Ainsi, on ne pourra pas, en principe, vous reprendre la parole tant que vous n’aurez pas égrené tous les points annoncés.
Mais ce qui vous donnera un avantage certain sur les autres, ce sont les mots que vous utiliserez.
Certains d’entre eux peuvent se combiner dans n’importe quel sens, pour tout dire, et en même temps ne rien dire.
Un informaticien ingénieux à mis au point un tableau Excel : 13 colonnes horizontales et 5 colonnes verticales,
A chaque ligne un mot, un verbe, un adjectif, et en appuyant sur la touche F9, des phrases aléatoires vont naitre sous vos yeux.
De quoi vous construire un joli discours sans peine.
Exemple : « l’évaluation renouvelle les résultats pragmatiques de la hiérarchie », ou bien « l’intervention dynamise les indicateurs systémiques du groupe » ou même : « le management ponctue les indicateurs participatifs de l’entreprise »…
Sur ce lien, un exemple de ce qui est possible, et sur celui-ci, un autre générateur de phrases.

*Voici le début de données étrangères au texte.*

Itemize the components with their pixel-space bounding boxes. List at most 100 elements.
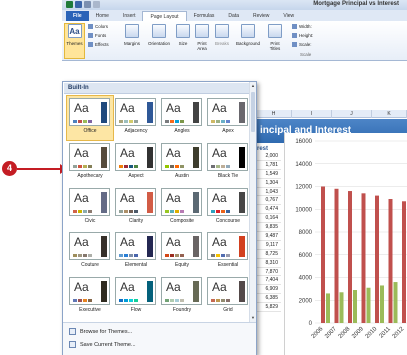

Mais au delà des mots, c’est la tonalité de votre discours qui sera essentielle.
Pour Guy Carlier, dans sa chronique du 10 février dernier sur « Europe 1 », il faut savoir parler en « la mineur »
Une voie douce, mais pas doucereuse, consolante, chargée de compassion, mais savoir aussi y aller « en la majeur », lorsqu’il faut dégager des messages républicains indignés.

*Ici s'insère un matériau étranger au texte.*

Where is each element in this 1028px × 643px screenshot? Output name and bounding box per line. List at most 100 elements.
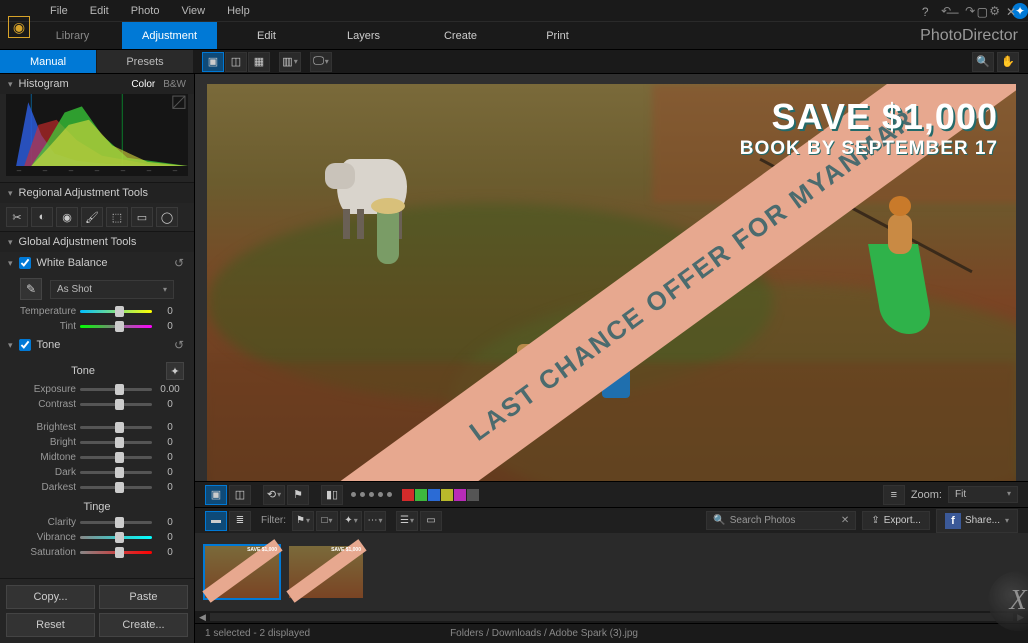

Comme le dit si bien Carlier, le « la mineur » c’est la tonalité qu’utilise le président lorsqu’il veut donner à son discours un air d’humanité doux et mélancolique, une affaire de technique vocale que Nicolas Sarkozy a du étudier avec Armande Altaï… je vous explique : un accord mineur c’est un accord majeur dont on a diminué l’une des notes d’un demi ton, ce qui donne à cet accord un accent de « douce mélancolie » et dans "paroles de français", lorsque Sarközi s’adresse aux participants, il leur parle en « la mineur » et en les appelant par leur prénom (…) ce soir il y aura une pharmacienne cambriolée à plusieurs reprise, et là pour en revenir à la technique musicale il va passer du « la mineur » pour la compassion avec la pharmacienne au majeur, « je comprend, Catherine, et j’admire votre abnégation pour vous remettre au travail après chaque braquage, et là hop, il va passer « en majeur » un accord majeur, çà en impose : la Marseillaise, c’est du majeur, c’est de l’accord autoritaire (…) et là on aura tout les couplets en majeur qu’on connait, depuis que Nicolas Sarkozy était ministre de l’intérieur (je n’admettrais aucun laxisme, etc.) … »la totalité de sa chronique est sur ce lien
Il faut donc, on l’aura compris, avoir pris des cours de théâtre.
Et la forme importe mieux que le fond.
Travailler les silences, ménager le suspense, tenir son auditoire en haleine.
Il faut surtout n’avoir aucun scrupule à tout promettre, et dire aux auditeurs ce qu’ils ont envie d’entendre.
Au hasard, n’hésitez pas à promettre que si vous êtes élu, « vous allez tout mettre en œuvre pour que la misère quitte le pays…qu’il y aura du travail pour tous…et qu’ensemble tout est possible ».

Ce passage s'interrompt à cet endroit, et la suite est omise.